Levantamento mostra petista com ampla vantagem no Nordeste, e presidente mais forte no Centro-Sul; 3 Estados e o DF estão na margem de erro

Uma projeção feita pelo Estadão Dados, com base em resultados de votações anteriores e pesquisas eleitorais, indica que o ex-presidente Luiz Inácio Lula da Silva (PT) tem vantagem sobre Jair Bolsonaro em 15 estados do país. O atual presidente, por outro lado, sai na frente em oito. Em outros quatro, a distância entre os dois não é grande o suficiente para permitir apontar alguma vantagem relevante.

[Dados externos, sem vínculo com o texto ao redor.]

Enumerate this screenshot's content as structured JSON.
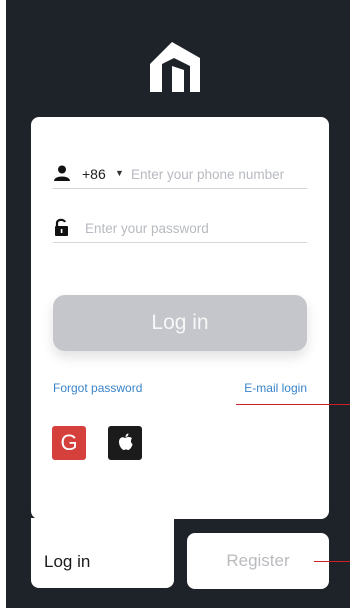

Como padrão desde 2006, quando Lula se reelegeu, a vantagem é ampla nas regiões Norte e Nordeste. No Nordeste, por exemplo, Lula lidera em todos os nove Estados da região, onde habitam cerca de 27% dos eleitores do país. Em todos os Estados essa vantagem pode ser considerada significativa. Por algum tempo, hipóteses apostavam que a força de Lula – e, mais tarde, de Dilma Rousseff – estaria ligada aos programas sociais e repasses federais na região. No entanto, mesmo com a saída do PT do poder, o eleitorado ainda parece inclinado a manter os votos no partido.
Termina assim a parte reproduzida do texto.